Tuesday, 8 January 2019

Rights defending priest mourned in Sri Lanka

Rights defending priest mourned in Sri Lanka

Father Miller fought against civil war abuses by both the military and secessionist ethnic-Tamil militants.

 
American-born Father Benjamin Henry Miller, SJ, died on Jan. 1. He was 93 years of age. (Photo by Quintus Colombage/ucanews.com)
Negombo:  American Jesuit Father Benjamin Henry Miller, who documented thousands of abductions and disappearances as well as other abuses during Sri Lanka's 1983-2009 civil war, has died aged 93.

Father Miller was awarded the Citizens Peace Award for 2014 by the country's National Peace Council (NPC).

He died on Jan. 1 in his small but beautiful room in an old attic of St. Michael's college in Batticaloa, a major eastern city of the island nation.

Father Miller documented forced displacement, communal strife, abductions, disappearances, killings, arrests and the recruitment of children as combatants, as well as rapes, in the Batticaloa region.

He had been under medical care for age-related illnesses for several years prior to his death.

Dr. Jehan Perera, executive director of the NPC, said that it was inspiring that Father Miller chose to come to Sri Lanka and make its people and their sorrows his own.

He committed himself to not leaving them in their time of need.

Perera said Father Miller courageously defended victims of human rights' abuses committed by the security forces, the secessionist Liberation Tigers of Tamil Eelam (LTTE) and other militant groups.

He also contributed to monitoring an ultimately doomed ceasefire.

Father Miller left the United States as a Jesuit student priest for Sri Lanka in 1948, just eight months after its independence from British colonial rule.

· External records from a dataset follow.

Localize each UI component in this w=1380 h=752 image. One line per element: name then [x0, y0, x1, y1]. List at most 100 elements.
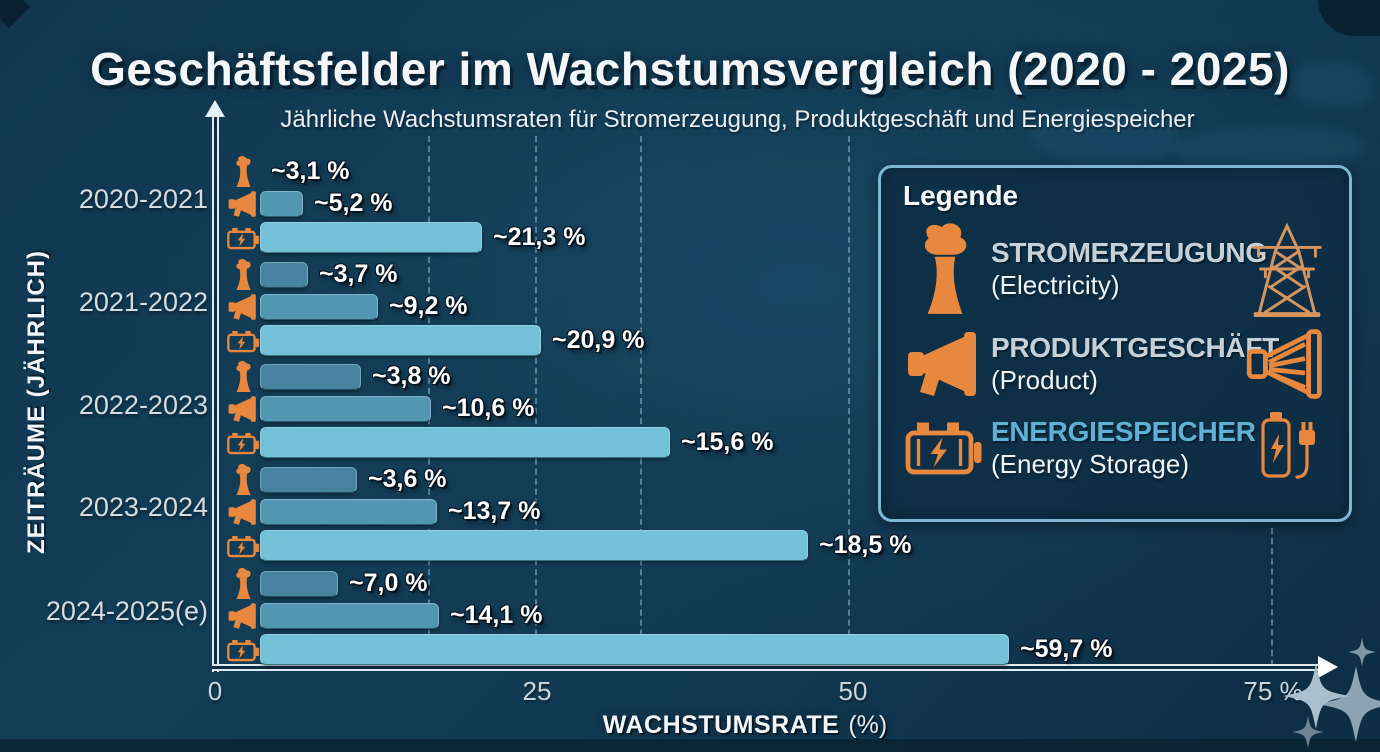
bar-value-label: ~3,1 % [271, 157, 350, 185]
bar-row: ~21,3 % [226, 222, 585, 253]
bar-group: ~3,7 % ~9,2 % ~20,9 % [226, 258, 644, 356]
bar-row: ~3,8 % [226, 360, 773, 392]
bar-stromerzeugung [260, 261, 308, 288]
bar-energiespeicher [260, 427, 670, 458]
cooling-tower-icon [901, 220, 987, 318]
bar-energiespeicher [260, 530, 808, 561]
sparkle-watermark [1283, 638, 1380, 748]
bottom-edge-shadow [0, 739, 1380, 752]
period-label: 2022-2023 [78, 390, 208, 420]
x-axis-arrow-icon [1318, 656, 1338, 678]
corner-decoration-top-right [1318, 0, 1380, 36]
megaphone-outline-icon [1241, 328, 1333, 400]
world-map-texture [1290, 60, 1375, 108]
bar-value-label: ~14,1 % [450, 601, 543, 629]
battery-icon [226, 225, 260, 251]
bar-row: ~9,2 % [226, 292, 644, 321]
bar-stromerzeugung [260, 570, 338, 597]
transmission-tower-icon [1241, 218, 1333, 320]
x-tick-25: 25 [522, 676, 552, 706]
y-axis-line [212, 116, 219, 672]
period-label: 2024-2025(e) [45, 596, 208, 626]
sparkle-icon [1292, 716, 1324, 748]
bar-row: ~10,6 % [226, 394, 773, 423]
bar-row: ~5,2 % [226, 189, 585, 218]
bar-row: ~59,7 % [226, 634, 1112, 665]
bar-row: ~18,5 % [226, 530, 911, 561]
sparkle-icon [1318, 666, 1380, 742]
x-axis-line [212, 664, 1320, 671]
battery-icon [226, 637, 260, 663]
bar-produktgeschäft [260, 190, 303, 217]
bar-row: ~15,6 % [226, 427, 773, 458]
sparkle-icon [1348, 638, 1376, 666]
bar-group: ~3,8 % ~10,6 % ~15,6 % [226, 360, 773, 458]
legend-entry-subname: (Energy Storage) [991, 449, 1189, 479]
bar-group: ~3,6 % ~13,7 % ~18,5 % [226, 463, 911, 561]
bar-value-label: ~10,6 % [442, 394, 535, 422]
corner-decoration-top-left [0, 0, 31, 29]
legend-entry-name: PRODUKTGESCHÄFT [991, 332, 1279, 363]
bar-row: ~14,1 % [226, 601, 1112, 630]
bar-row: ~20,9 % [226, 325, 644, 356]
legend-row: PRODUKTGESCHÄFT (Product) [901, 328, 1333, 400]
legend-entry-name: STROMERZEUGUNG [991, 237, 1267, 268]
bar-row: ~7,0 % [226, 567, 1112, 599]
x-axis-title-unit: (%) [848, 711, 888, 739]
gridline [848, 136, 850, 666]
legend-entry-text: STROMERZEUGUNG (Electricity) [987, 237, 1267, 301]
period-label: 2020-2021 [78, 184, 208, 214]
bar-value-label: ~9,2 % [389, 292, 468, 320]
sparkle-icon [1283, 663, 1349, 729]
world-map-texture [1030, 110, 1180, 165]
period-label: 2023-2024 [78, 492, 208, 522]
y-axis-arrow-icon [205, 100, 225, 117]
x-tick-75: 75 % [1243, 676, 1303, 706]
cooling-tower-icon [226, 155, 260, 189]
battery-charger-icon [1241, 408, 1333, 488]
bar-value-label: ~7,0 % [349, 569, 428, 597]
cooling-tower-icon [226, 258, 260, 292]
bar-row: ~3,1 % [226, 155, 585, 187]
bar-row: ~3,6 % [226, 463, 911, 495]
bar-value-label: ~20,9 % [552, 326, 645, 354]
x-axis-title-text: WACHSTUMSRATE [602, 711, 840, 739]
bar-row: ~13,7 % [226, 497, 911, 526]
megaphone-icon [226, 293, 260, 321]
legend-entry-text: ENERGIESPEICHER (Energy Storage) [987, 416, 1256, 480]
page-subtitle: Jährliche Wachstumsraten für Stromerzeug… [280, 106, 1195, 133]
legend-row: STROMERZEUGUNG (Electricity) [901, 218, 1333, 320]
bar-row: ~3,7 % [226, 258, 644, 290]
legend-entry-name: ENERGIESPEICHER [991, 416, 1256, 447]
cooling-tower-icon [226, 567, 260, 601]
page-title: Geschäftsfelder im Wachstumsvergleich (2… [90, 43, 1290, 95]
gridline [1271, 528, 1273, 666]
battery-icon [901, 418, 987, 478]
bar-value-label: ~18,5 % [819, 531, 912, 559]
legend: Legende STROMERZEUGUNG (Electricity) PRODU… [878, 165, 1352, 522]
bar-energiespeicher [260, 634, 1009, 665]
x-tick-50: 50 [838, 676, 868, 706]
megaphone-icon [226, 395, 260, 423]
megaphone-icon [226, 190, 260, 218]
megaphone-icon [901, 330, 987, 398]
x-tick-0: 0 [207, 676, 223, 706]
bar-produktgeschäft [260, 395, 431, 422]
bar-produktgeschäft [260, 293, 378, 320]
bar-value-label: ~3,8 % [372, 362, 451, 390]
bar-produktgeschäft [260, 498, 437, 525]
megaphone-icon [226, 498, 260, 526]
legend-row: ENERGIESPEICHER (Energy Storage) [901, 408, 1333, 488]
bar-value-label: ~5,2 % [314, 189, 393, 217]
x-axis-title: WACHSTUMSRATE (%) [395, 711, 1095, 740]
battery-icon [226, 533, 260, 559]
bar-value-label: ~15,6 % [681, 428, 774, 456]
gridline [640, 136, 642, 666]
bar-energiespeicher [260, 222, 482, 253]
bar-value-label: ~3,6 % [368, 465, 447, 493]
period-label: 2021-2022 [78, 287, 208, 317]
bar-produktgeschäft [260, 602, 439, 629]
megaphone-icon [226, 602, 260, 630]
battery-icon [226, 328, 260, 354]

He taught physics, history and English as well as coaching the soccer team at St. Michael's college. He was also rector of the college from 1959 to 1970.

The American priest learned the local Tamil language served as a parish priest in the Batticaloa Diocese.

Father Miller was one of the founders of the Batticaloa Peace Committee and the Batticaloa Council of Religious that advanced peace initiatives during the civil war.

The NPC said Father Miller also combated tuberculosis and other diseases through preventative education.

He established a branch of the Federation of the Red Cross and, as a Rotarian, served as its president as well as on the National Rotary Council for Peace and Harmony.

"In 1990, spurred by the murder of his fellow Jesuit Father Eugene John Hebert, he began single-handedly recording human rights' violations in Batticaloa," the NPC said in a statement.

"He travelled on his motorcycle to collect reports of disappearances, torture and killings. He used this data to inform the national and international communities about the atrocities that were taking place,"

said the statement.

"Father Miller's work exemplified the universality of human rights and the duty to protect the rights of all human beings irrespective of race, religion, gender or nationality."

Arul Milroy, a Batticaloa human rights activist, said many people would work to ensure the values Father Miller stood for prevailed in the nation he adopted.